Según la alerta oficial, los responsables se comunican con los ciudadanos y aseguran que pueden acelerar procedimientos administrativos a cambio de entregar dinero.
Los presuntos estafadores estarían utilizando el número celular 321 270 5102 para realizar las llamadas y presentar ofertas que no corresponden a los procedimientos institucionales.
Durante la conversación, prometen una supuesta priorización de los casos y solicitan consignaciones, transferencias o pagos para continuar con el proceso.
La entidad aclaró que ninguna persona está autorizada para cobrar por revisar, impulsar o agilizar una solicitud relacionada con una Indemnización administrativa.
Todos los trámites institucionales son gratuitos
Los servicios, orientaciones y procedimientos ofrecidos por la institución no tienen costo y deben adelantarse directamente mediante sus canales autorizados.
Ningún servidor público, contratista o colaborador puede pedir dinero, recargas, consignaciones o transferencias para gestionar beneficios o entregar información.
Tampoco se necesita contratar intermediarios para consultar el Registro Único de Víctimas, presentar solicitudes o conocer el estado de un trámite.
Por esta razón, cualquier llamada en la que se condicione un servicio al pago de dinero debe considerarse sospechosa y ser verificada antes de actuar.
¿Qué hacer si recibe una llamada sospechosa?

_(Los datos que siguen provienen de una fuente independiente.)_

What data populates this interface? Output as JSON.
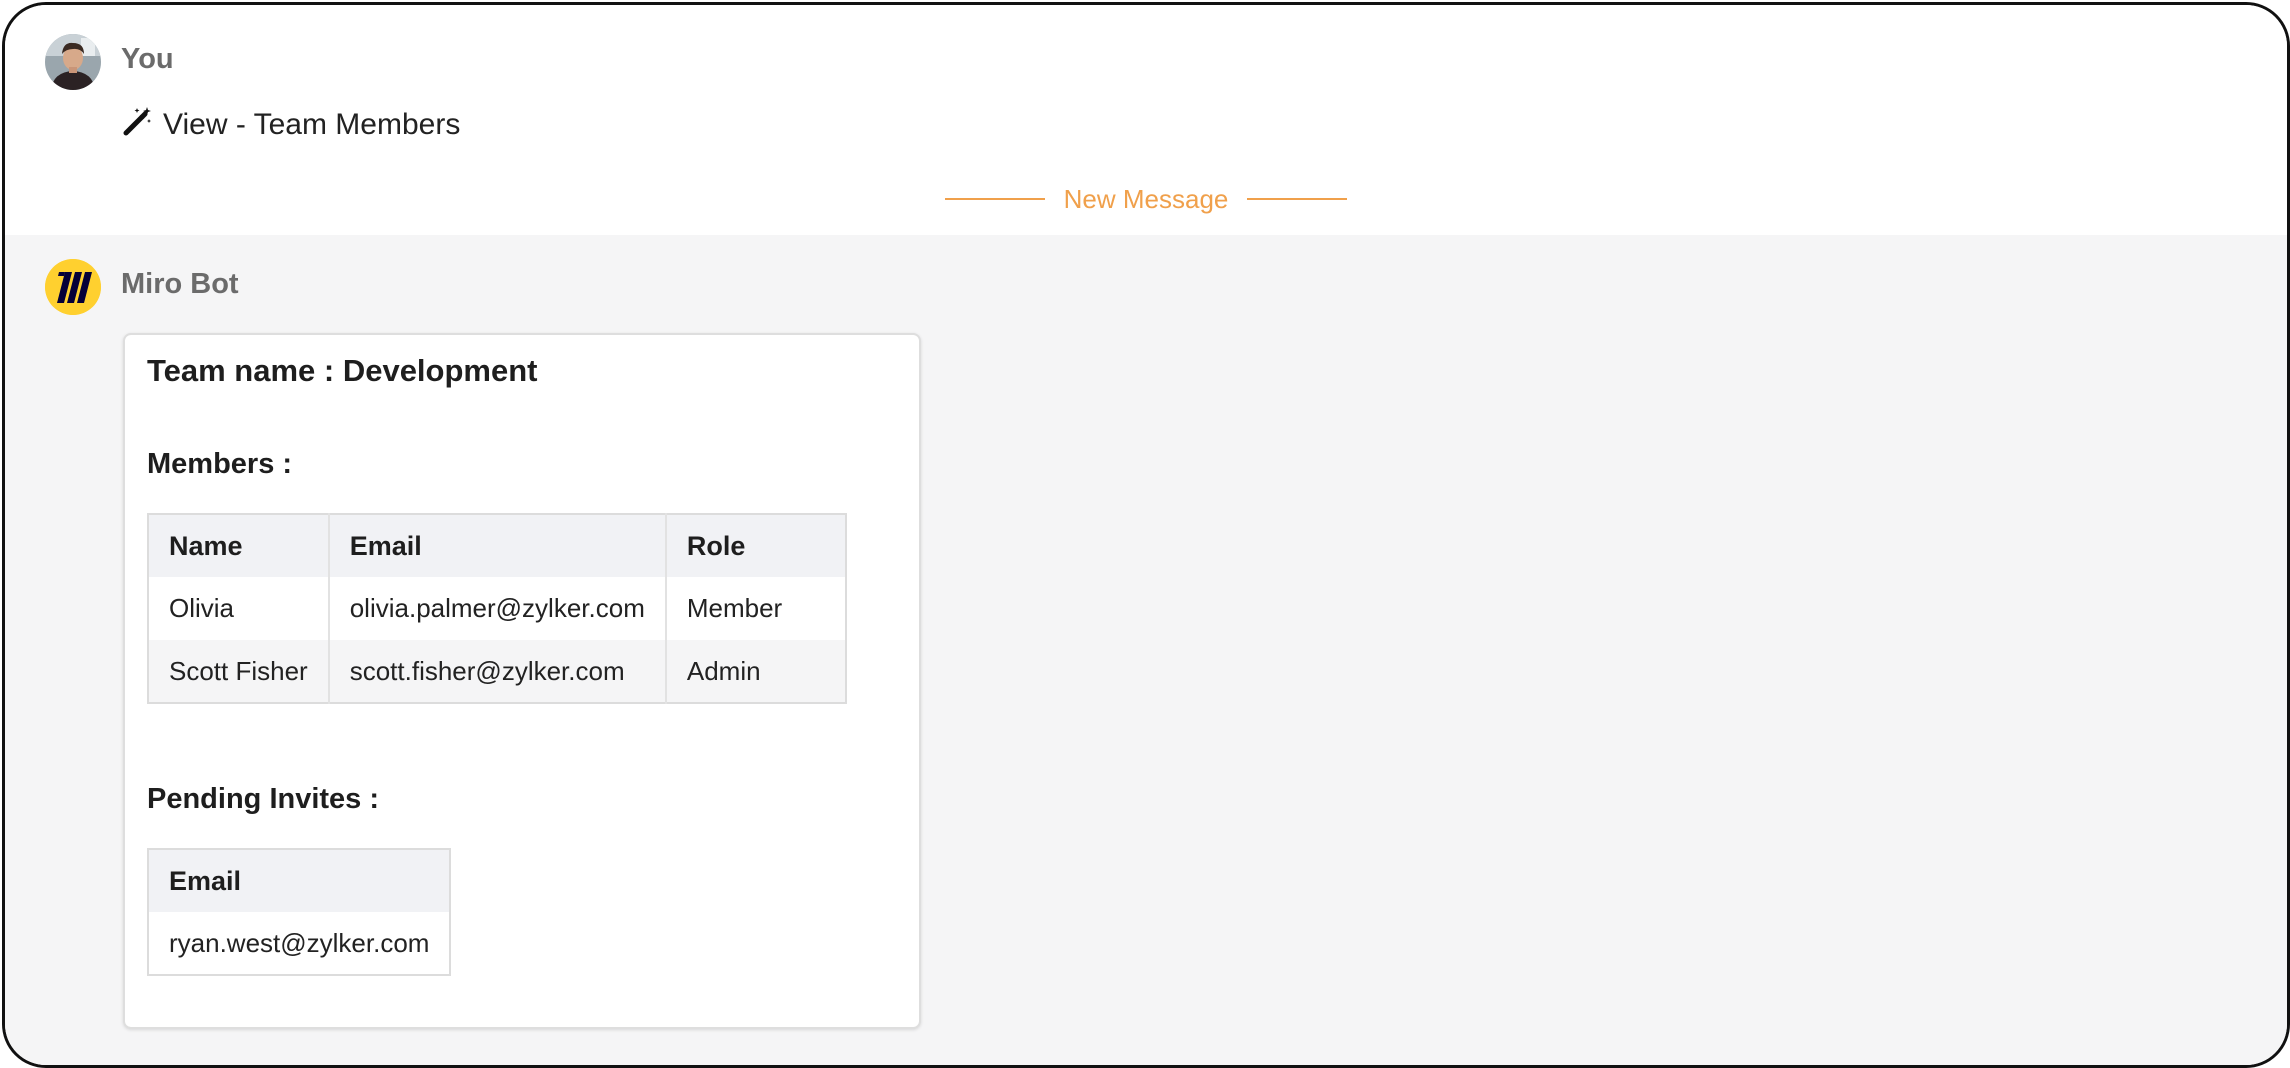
{
  "user_message": {
    "sender": "You",
    "command_icon": "magic-wand-icon",
    "command_text": "View - Team Members"
  },
  "divider": {
    "label": "New Message",
    "color": "#f0a04b"
  },
  "bot_message": {
    "sender": "Miro Bot",
    "avatar_icon": "miro-logo-icon",
    "avatar_color": "#ffd02f",
    "card": {
      "title": "Team name : Development",
      "members_heading": "Members :",
      "members_table": {
        "columns": [
          "Name",
          "Email",
          "Role"
        ],
        "rows": [
          [
            "Olivia",
            "olivia.palmer@zylker.com",
            "Member"
          ],
          [
            "Scott Fisher",
            "scott.fisher@zylker.com",
            "Admin"
          ]
        ]
      },
      "pending_heading": "Pending Invites :",
      "pending_table": {
        "columns": [
          "Email"
        ],
        "rows": [
          [
            "ryan.west@zylker.com"
          ]
        ]
      }
    }
  }
}
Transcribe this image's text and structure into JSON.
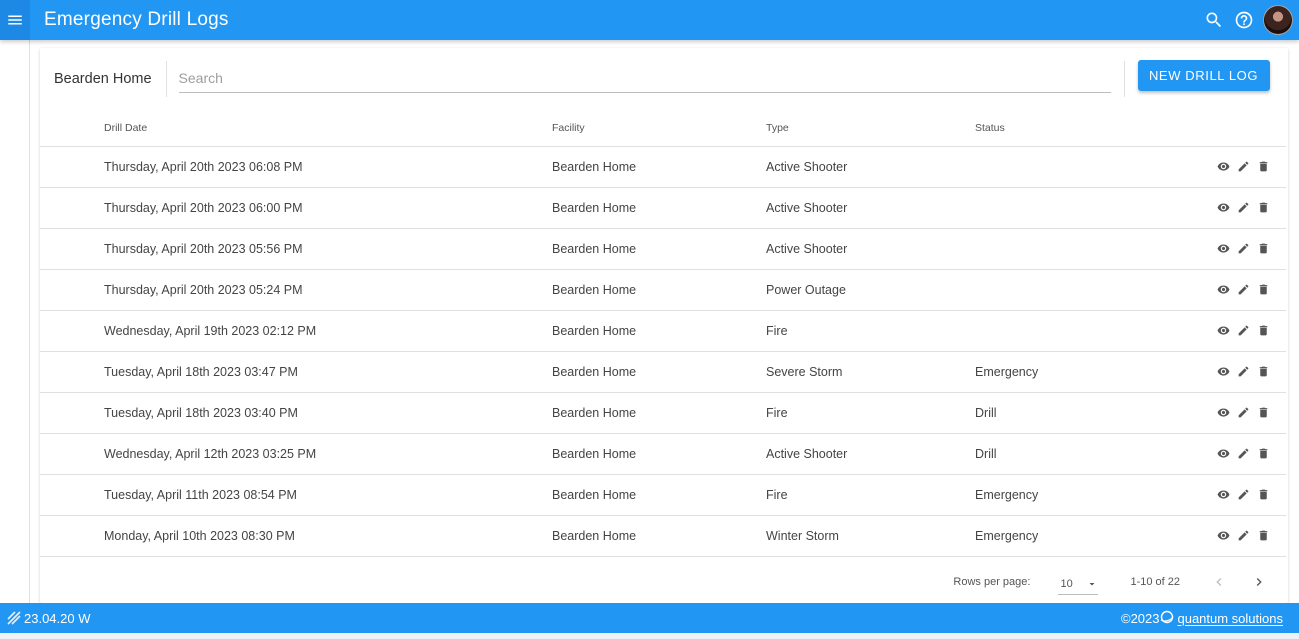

La primera recomendación es no entregar dinero ni realizar transferencias, incluso cuando la persona que llama afirme representar a una institución pública.
También es importante desconfiar de mensajes que prometan acelerar pagos, modificar turnos o garantizar la aprobación inmediata de una solicitud.
Los ciudadanos no deben compartir fotografías de la cédula, claves, números de cuentas bancarias, códigos de seguridad ni documentos personales con desconocidos.
Antes de atender cualquier requerimiento, se debe comprobar la información directamente en los canales oficiales y evitar ingresar a enlaces enviados por mensajes sospechosos.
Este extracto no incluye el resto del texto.